Brims with sincerity, presenting a heroic squad committed to protecting the Earth.

They are, it must be said, a chemistry-test-acing quartet. And it is a smart move to join them four years into their superheroic career. The “cosmic turbulence” origin story is skipped over via TV newsreels, so we join them as a tight, settled, fame-comfortable family unit which has more or less solved all the local crime problems… just before mega-foe Galactus (Ralph Ineson) moves into orbit. Rather like a certain other blue-suited superhero who returned to our screens this summer, they are presented as “the very best of us”, and it is a welcome joy to bathe in a little of their bright-hued optimism. Yet, unlike that certain other cape-fluttering-fellah, the Four inhabit a world with no other known superpeople — something that hasn’t happened in the MCU since it launched with Iron Man. For the first time in what for many viewers will feel like a lifetime, there is no movie/TV show cross-referencing required to fully appreciate this Marvel joint. As rewarding as that could be for those that can keep up, the decision to locate this story in an Avengers-free alternative universe makes it feel blessedly lighter and crisper than anything we’ve seen from Marvel Studios in quite a while.

Which brings us to the world-building. Similar to Tim Burton’s 1989 Batman, director Matt Shakman and his team have constructed an entire environment, with a striking aesthetic, to echo and complement the main characters. Except where Keaton-Bats had a towering neo-Gothic Gotham, the F4 have a vivid, zippy ’60s-retrofuturistic sci-fi Manhattan.
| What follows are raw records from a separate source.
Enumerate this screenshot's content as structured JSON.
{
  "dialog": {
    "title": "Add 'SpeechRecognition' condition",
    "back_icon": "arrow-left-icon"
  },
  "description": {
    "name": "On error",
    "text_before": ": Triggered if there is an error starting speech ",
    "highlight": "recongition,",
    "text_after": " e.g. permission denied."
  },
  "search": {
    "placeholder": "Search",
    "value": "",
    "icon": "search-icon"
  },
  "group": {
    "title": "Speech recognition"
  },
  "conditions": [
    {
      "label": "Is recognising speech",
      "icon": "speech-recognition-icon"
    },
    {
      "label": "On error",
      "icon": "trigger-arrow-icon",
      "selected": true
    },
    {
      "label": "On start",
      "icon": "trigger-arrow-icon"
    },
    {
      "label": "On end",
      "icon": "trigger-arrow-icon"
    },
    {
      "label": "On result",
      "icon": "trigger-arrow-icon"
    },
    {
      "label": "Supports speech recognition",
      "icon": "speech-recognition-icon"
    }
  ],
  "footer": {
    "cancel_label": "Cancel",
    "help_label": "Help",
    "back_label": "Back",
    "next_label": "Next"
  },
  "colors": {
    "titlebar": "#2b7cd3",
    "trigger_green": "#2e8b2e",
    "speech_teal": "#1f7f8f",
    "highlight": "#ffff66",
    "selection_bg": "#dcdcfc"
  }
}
It’s a city with flying cars and its own rocket launch pad, but where the fashion is pure Mad Men, the tech is mostly analogue, and the TV cartoons are still jerkily hand-drawn. It’s such a fun and well-crafted world that it almost feels a shame to anticipate Reed, Sue and co leaving it for next year’s Doomsday shenanigans.
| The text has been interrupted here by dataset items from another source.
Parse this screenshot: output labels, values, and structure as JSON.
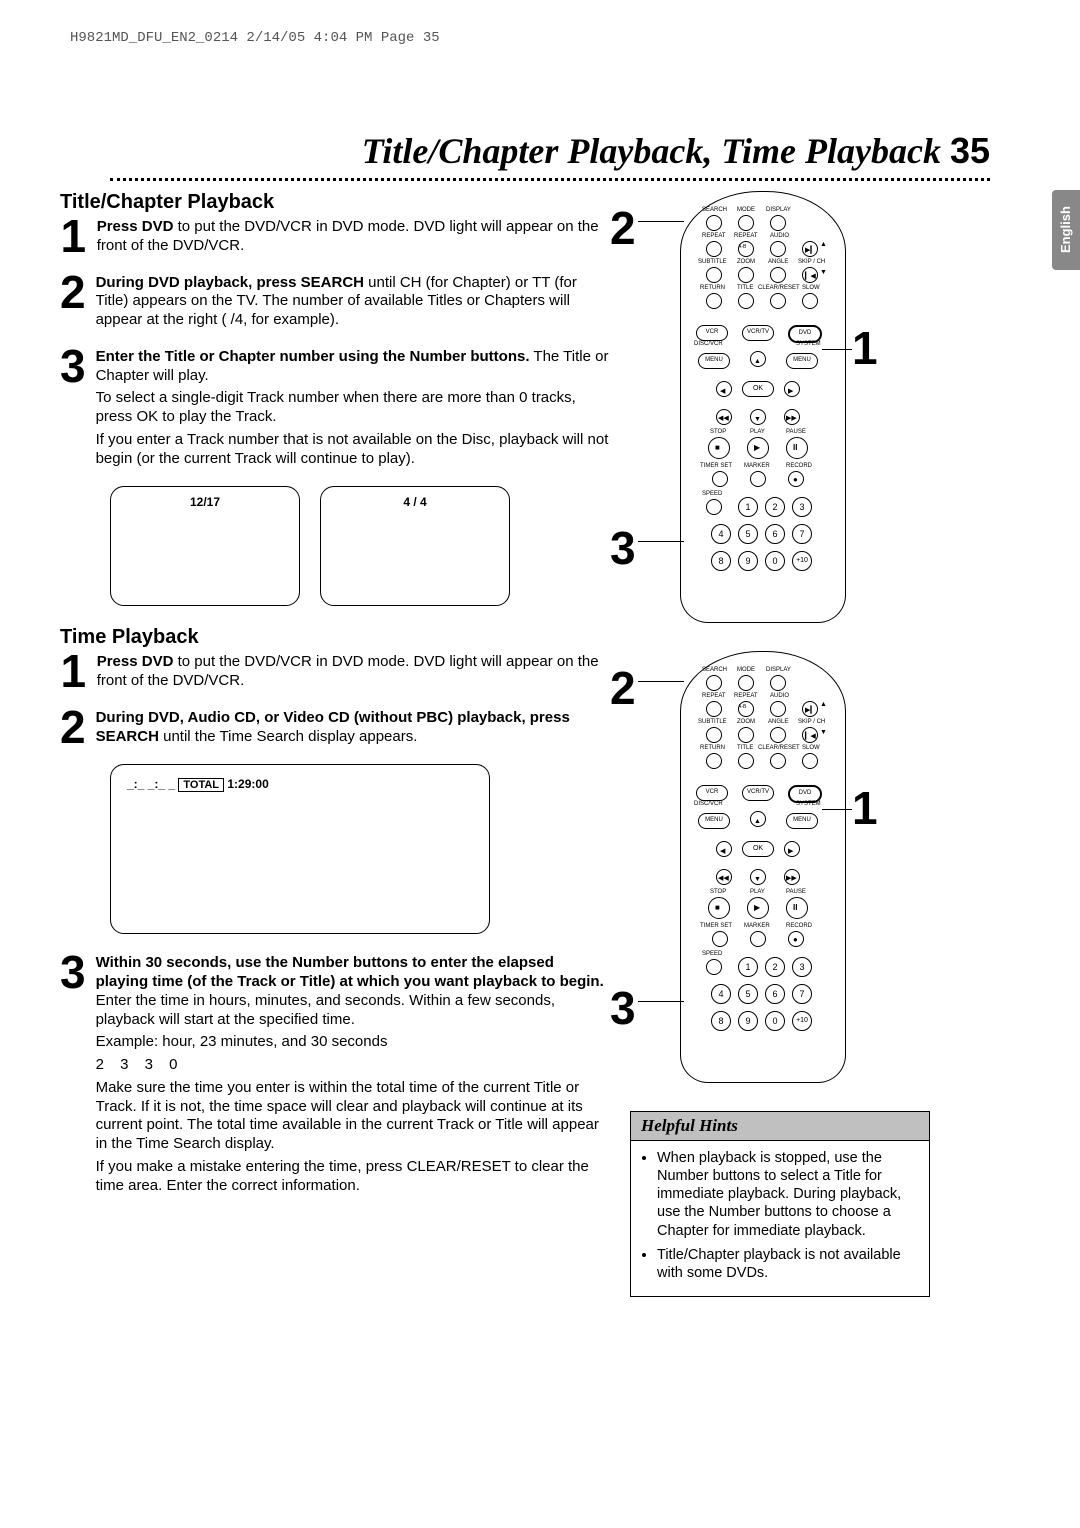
{
  "print_header": "H9821MD_DFU_EN2_0214  2/14/05  4:04 PM  Page 35",
  "page_title_text": "Title/Chapter Playback, Time Playback",
  "page_number": "35",
  "lang_tab": "English",
  "section1_title": "Title/Chapter Playback",
  "s1_step1_bold": "Press DVD",
  "s1_step1_rest": " to put the DVD/VCR in DVD mode. DVD light will appear on the front of the DVD/VCR.",
  "s1_step2_bold": "During DVD playback, press SEARCH",
  "s1_step2_rest": " until CH (for Chapter) or TT (for Title) appears on the TV. The number of available Titles or Chapters will appear at the right (  /4, for example).",
  "s1_step3_bold": "Enter the Title or Chapter number using the Number buttons.",
  "s1_step3_rest": " The Title or Chapter will play.",
  "s1_step3_note1": "To select a single-digit Track number when there are more than  0 tracks, press OK to play the Track.",
  "s1_step3_note2": "If you enter a Track number that is not available on the Disc, playback will not begin (or the current Track will continue to play).",
  "screen1_text": "12/17",
  "screen2_text": "4 / 4",
  "section2_title": "Time Playback",
  "s2_step1_bold": "Press DVD",
  "s2_step1_rest": " to put the DVD/VCR in DVD mode. DVD light will appear on the front of the DVD/VCR.",
  "s2_step2_bold": "During DVD, Audio CD, or Video CD (without PBC) playback, press SEARCH",
  "s2_step2_rest": " until the Time Search display appears.",
  "screen3_left": "_:_ _:_ _",
  "screen3_total_label": "TOTAL",
  "screen3_total_time": "1:29:00",
  "s2_step3_bold": "Within 30 seconds, use the Number buttons to enter the elapsed playing time (of the Track or Title) at which you want playback to begin.",
  "s2_step3_rest": " Enter the time in hours, minutes, and seconds. Within a few seconds, playback will start at the specified time.",
  "s2_step3_example": "Example:   hour, 23 minutes, and 30 seconds",
  "s2_step3_example_nums": "2     3     3     0",
  "s2_step3_note1": "Make sure the time you enter is within the total time of the current Title or Track. If it is not, the time space will clear and playback will continue at its current point. The total time available in the current Track or Title will appear in the Time Search display.",
  "s2_step3_note2": "If you make a mistake entering the time, press CLEAR/RESET to clear the time area. Enter the correct information.",
  "hints_title": "Helpful Hints",
  "hint1": "When playback is stopped, use the Number buttons to select a Title for immediate playback. During playback, use the Number buttons to choose a Chapter for immediate playback.",
  "hint2": "Title/Chapter playback is not available with some DVDs.",
  "remote_labels": {
    "search": "SEARCH",
    "mode": "MODE",
    "display": "DISPLAY",
    "repeat": "REPEAT",
    "ab": "A-B",
    "audio": "AUDIO",
    "subtitle": "SUBTITLE",
    "zoom": "ZOOM",
    "angle": "ANGLE",
    "skip": "SKIP / CH",
    "return": "RETURN",
    "title": "TITLE",
    "clear": "CLEAR/RESET",
    "slow": "SLOW",
    "vcr": "VCR",
    "vcrtv": "VCR/TV",
    "dvd": "DVD",
    "discvcr": "DISC/VCR",
    "system": "SYSTEM",
    "menu": "MENU",
    "ok": "OK",
    "stop": "STOP",
    "play": "PLAY",
    "pause": "PAUSE",
    "timer": "TIMER SET",
    "marker": "MARKER",
    "record": "RECORD",
    "speed": "SPEED",
    "plus10": "+10"
  },
  "step_nums": {
    "one": "1",
    "two": "2",
    "three": "3"
  },
  "callouts": {
    "c1": "1",
    "c2": "2",
    "c3": "3"
  }
}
The Fantastic Four: First Steps

Speaking of supervillains, it is good to finally see Galactus done properly on the big screen — or rather, IMAX screen, as that’s evidently the only format large enough to handle the lofty space-git. Rise Of The Silver Surfer fudged the Eater of Worlds as a vast cosmic fart, but here he’s presented in all his Godzilla-sized-humanoid glory, courtesy of none other than Finchy from The Office himself, Ralph Ineson. Finchy could throw a kettle over a pub, but this guy could simply tread on the pub.

As you’d expect from its villain, there is an outsize, other-worldly flavour to the action, some of which takes place off-Earth — in a visual style that owes quite a bit to Interstellar, it must be said. At times the CGI creaks, especially when locating baby Franklin Richards amid the action, but there is less VFX slop than has recently come to define this kind of adventure.

Besides, the focus is squarely on the family at the story’s nucleus. If the script doesn’t hit quite so many comedic high notes as some other Marvels, it at least brims with sincerity, presenting a heroic squad committed to protecting the Earth, while encouraging the whole world to link arms and do its bit, too. Those are the kind of heroes, it feels, that we need right now.

With an exemplary cast and shiny new alt-universe to enjoy, this is the best Fantastic Four yet. And if that bar’s too low for you, then it’s also the best Marvel movie in years.